09/08/2009 04:15:09 PM
Doug Ohlemeier

PHILADELPHIA — In the city known for the Liberty Bell, competition among supermarket chains remains fierce.

One produce director for a regional supermarket chain, who didn’t want to officially speak for his chain, said retailers are sweating the increased competition.

“I have never seen it as competitive as I have seen it now,” he said. “There are a lot of new entries in the market.”

Much of the market’s retail growth is coming from chains such as Wegman’s Food Markets Inc., Rochester, N.Y.; Wakefern Food Corp., Elizabeth, N.J.; Shop-Rite Supermarkets, Edison, N.J.; and Giant Food LLC, Landover, Md., he said.

“There are a lot of new competitors entering the market. The old standbys of Acme, Pathmark, Genuardi's, they’re just there. But the growth is coming from those other three and at the expense of the others.”

Distributors and produce sellers say the competition has heated up.

“All of the chains are battling for their market shares,” said Tom Curtis, president of Tom Curtis Brokerage. “It’s in all of the newspapers how they’re battling each other. They’re naming names.”

Curtis said supermarkets in advertisements are increasingly comparing their price savings to their competitors’, saying how shoppers can save $50 if they buy the same items at the advertised store.

One factor has been the increasing presence of Wal-Mart Stores Inc., Bentonville, Ark.

In mid-July, Wal Mart opened a location in Tullytown, northwest of Philadelphia.

According to Wal-Mart’s Web site, the chain has 20 stores in the immediate Philadelphia area, with locations in the southwest part of the city, and in suburbs such as Eddystone, King of Prussia and Deptford, N.J.

Overall, in Pennsylvania, Wal-Mart has 85 supercenters, 41 regular stores, 23 Sam’s Clubs and four distribution centers, according to the Web site.

Curtis said Wal-Mart recently opened a supercenter in Collegeville, northwest of Philadelphia where he lives. The chain doubled the space of a regular store.

“More and more of these are popping up,” he said. “The whole catalyst for this increased retail competition is Wal-Mart.

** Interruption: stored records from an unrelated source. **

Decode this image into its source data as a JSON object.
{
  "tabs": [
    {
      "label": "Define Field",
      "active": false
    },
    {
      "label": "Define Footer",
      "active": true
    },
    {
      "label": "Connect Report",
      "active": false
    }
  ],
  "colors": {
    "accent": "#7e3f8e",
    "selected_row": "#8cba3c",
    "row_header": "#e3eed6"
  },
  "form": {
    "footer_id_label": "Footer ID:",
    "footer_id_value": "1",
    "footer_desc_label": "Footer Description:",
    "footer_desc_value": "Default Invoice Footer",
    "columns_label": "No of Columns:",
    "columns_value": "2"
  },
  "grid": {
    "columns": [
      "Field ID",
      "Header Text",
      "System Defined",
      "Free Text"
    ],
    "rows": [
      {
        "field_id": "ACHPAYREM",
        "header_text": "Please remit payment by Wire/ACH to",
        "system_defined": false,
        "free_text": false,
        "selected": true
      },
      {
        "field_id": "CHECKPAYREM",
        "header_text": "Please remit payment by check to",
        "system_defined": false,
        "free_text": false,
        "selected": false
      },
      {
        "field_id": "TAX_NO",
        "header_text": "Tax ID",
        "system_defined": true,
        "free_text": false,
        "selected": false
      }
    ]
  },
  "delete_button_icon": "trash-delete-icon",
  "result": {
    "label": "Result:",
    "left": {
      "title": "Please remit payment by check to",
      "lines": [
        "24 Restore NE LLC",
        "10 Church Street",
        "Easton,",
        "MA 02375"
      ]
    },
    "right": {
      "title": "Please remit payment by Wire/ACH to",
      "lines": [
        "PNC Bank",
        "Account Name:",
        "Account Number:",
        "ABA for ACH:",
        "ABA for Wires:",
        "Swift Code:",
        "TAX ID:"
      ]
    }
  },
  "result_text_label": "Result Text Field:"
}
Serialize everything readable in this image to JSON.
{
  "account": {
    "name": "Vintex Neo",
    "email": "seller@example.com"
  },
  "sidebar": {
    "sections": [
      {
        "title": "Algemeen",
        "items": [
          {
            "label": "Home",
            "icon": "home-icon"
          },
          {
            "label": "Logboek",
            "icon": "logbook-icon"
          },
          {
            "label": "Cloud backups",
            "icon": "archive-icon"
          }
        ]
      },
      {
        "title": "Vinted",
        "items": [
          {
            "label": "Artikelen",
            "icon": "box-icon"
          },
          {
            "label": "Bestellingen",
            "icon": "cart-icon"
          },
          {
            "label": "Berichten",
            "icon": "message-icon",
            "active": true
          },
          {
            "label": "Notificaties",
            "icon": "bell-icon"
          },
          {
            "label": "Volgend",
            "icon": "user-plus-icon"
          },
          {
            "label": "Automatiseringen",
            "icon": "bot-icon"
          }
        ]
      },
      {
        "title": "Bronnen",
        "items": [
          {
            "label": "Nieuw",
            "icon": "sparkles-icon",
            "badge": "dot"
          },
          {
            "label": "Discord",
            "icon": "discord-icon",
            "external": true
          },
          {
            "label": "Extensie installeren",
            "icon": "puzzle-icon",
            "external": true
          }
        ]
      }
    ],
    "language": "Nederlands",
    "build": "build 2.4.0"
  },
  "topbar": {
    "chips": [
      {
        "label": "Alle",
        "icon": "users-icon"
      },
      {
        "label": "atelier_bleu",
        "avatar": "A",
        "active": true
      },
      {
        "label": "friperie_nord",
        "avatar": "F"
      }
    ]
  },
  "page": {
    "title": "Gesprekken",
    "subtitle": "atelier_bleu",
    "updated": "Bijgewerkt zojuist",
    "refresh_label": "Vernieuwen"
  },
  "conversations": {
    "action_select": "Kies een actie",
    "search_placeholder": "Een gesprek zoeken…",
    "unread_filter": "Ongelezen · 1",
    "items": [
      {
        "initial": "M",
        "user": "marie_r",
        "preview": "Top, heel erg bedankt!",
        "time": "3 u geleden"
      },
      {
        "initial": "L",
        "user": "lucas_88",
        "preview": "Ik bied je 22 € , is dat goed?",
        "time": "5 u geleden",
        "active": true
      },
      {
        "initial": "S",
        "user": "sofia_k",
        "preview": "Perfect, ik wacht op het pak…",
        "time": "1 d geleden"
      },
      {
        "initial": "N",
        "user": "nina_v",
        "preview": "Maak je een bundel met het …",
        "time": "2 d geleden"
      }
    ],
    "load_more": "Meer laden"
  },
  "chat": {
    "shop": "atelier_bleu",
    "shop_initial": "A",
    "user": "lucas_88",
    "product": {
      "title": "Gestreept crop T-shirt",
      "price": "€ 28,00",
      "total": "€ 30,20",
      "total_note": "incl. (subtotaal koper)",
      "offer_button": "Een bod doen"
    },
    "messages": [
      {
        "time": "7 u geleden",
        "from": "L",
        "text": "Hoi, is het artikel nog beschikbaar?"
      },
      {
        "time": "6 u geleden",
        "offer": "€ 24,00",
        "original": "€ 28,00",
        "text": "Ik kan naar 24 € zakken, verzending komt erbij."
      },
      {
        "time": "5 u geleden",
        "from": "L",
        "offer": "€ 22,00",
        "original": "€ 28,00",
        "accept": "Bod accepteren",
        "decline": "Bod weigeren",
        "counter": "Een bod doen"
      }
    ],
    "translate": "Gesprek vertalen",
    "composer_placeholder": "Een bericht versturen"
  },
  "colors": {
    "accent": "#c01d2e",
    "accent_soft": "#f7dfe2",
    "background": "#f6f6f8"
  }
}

Wal-Mart is just starting to take these chain stores apart. I think you will see a shrinking of the chain stores. They’re having a very tough time competing.”

Ron Carkoski, president and chief executive officer of Four Seasons Produce Inc., Ephrata, which distributes produce throughout the northeast, said that competition has lowered margins for distributor and consumer.

“This retail competition is incredible,” Carkoski said. “Out of all this competition is obvious margin compression. It’s happening all over. Everyone is pushing down on the margin trying to create consumer excitement and enthusiasm.”